There seems to be a lot going on at the moment around me. Not just the usual stuff, Christmas and shopping and end of school and general December madness, but big stuff. Death, illness, uncertainty. Tragedies that break my heart, that I have no easy answers for, especially when we’ve experienced the opposite–such blessing and abundance around us. I have friends who are hurting. There are no easy answers, or if there are, the answer is “sometimes things just suck”.

Where’s the hope and joy and peace when people you love are being ripped from you?

Where’s the blessing of the virgin birth and the miracle of baby Jesus when there are children left without parents, and parents left without children? How do you “ho ho ho” when it takes all your strength to get out of bed in the morning and make breakfast without breaking down again?

I tried to put on some Christmas music yesterday. Took it off again. Put on something less hopeful, less joyous.

So this morning, this post is for those friends, the ones for whom life is making no sense at Christmas. The ones whose trees are shrouded in grief. The ones who are struggling to wrap presents because everything seems so futile. This is my little attempt to share in your sorrows, and, instead of offering platitudes of “God is with you, go and be well”, sitting in the dirt with you for a few minutes and saying “I understand”.

Here is my small offering.
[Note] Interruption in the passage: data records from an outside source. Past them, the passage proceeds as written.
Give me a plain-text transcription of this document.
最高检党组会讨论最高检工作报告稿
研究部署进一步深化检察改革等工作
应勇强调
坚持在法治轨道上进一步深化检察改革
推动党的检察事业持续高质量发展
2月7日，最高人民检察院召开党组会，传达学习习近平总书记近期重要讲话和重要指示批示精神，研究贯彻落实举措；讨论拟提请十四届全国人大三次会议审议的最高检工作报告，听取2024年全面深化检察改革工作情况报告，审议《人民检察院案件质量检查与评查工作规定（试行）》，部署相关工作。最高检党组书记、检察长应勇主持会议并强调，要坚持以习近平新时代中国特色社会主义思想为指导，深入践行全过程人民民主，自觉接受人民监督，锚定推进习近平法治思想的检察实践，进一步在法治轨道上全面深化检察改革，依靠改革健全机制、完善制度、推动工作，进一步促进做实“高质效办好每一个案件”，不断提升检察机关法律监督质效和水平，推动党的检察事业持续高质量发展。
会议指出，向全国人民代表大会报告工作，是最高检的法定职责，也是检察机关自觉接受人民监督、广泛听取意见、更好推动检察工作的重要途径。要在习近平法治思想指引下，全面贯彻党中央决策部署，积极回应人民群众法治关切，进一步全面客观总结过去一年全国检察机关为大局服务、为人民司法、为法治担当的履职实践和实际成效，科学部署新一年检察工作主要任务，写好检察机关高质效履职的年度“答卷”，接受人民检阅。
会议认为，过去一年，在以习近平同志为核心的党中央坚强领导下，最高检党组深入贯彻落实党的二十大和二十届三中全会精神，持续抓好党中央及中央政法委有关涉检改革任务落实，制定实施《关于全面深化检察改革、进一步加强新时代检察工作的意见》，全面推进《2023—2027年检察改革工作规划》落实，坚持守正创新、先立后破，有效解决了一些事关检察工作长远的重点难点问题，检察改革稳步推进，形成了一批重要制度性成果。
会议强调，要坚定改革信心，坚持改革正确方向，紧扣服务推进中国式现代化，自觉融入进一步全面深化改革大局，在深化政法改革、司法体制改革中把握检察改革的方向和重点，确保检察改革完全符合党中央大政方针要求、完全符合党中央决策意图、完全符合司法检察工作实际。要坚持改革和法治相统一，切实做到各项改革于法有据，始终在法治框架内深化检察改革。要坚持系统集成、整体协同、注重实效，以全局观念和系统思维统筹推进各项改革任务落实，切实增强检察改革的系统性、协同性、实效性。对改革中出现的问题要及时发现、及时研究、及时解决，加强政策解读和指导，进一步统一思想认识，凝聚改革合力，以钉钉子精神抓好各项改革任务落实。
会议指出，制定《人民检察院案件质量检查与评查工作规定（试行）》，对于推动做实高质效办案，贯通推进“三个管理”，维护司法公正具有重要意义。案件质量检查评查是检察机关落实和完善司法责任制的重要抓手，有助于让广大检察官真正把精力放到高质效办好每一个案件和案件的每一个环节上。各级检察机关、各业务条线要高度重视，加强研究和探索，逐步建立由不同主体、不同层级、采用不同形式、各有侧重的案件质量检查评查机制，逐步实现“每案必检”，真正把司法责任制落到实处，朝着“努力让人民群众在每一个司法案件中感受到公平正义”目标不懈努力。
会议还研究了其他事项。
It’s the one part of the Bible I refused to read for a number of years when I was younger: Psalm 22. The one right before the one that everybody knows.

“God, God . . . my God! Why did you dump me miles from nowhere? Doubled up with pain, I call to God all the day long. No answer. Nothing. I keep at it all night, tossing and turning. And you! Are you indifferent, above it all, leaning back on the cushions of Israel’s praise? We know you were there for our parents: they cried for your help and you gave it; they trusted and lived a good life. And here I am, a nothing—an earthworm, something to step on, to squash. Everyone pokes fun at me; they make faces at me, they shake their heads: “Let’s see how God handles this one; since God likes him so much, let him help him!” (that’s from the translation called The Message, by the way).

Life can suck. And it can suck especially when Christmas is just around the corner. If it sucks for you today, I just want to let you know that I hear you. It’s okay to be honest about how you’re really feeling. Hang in there, okay?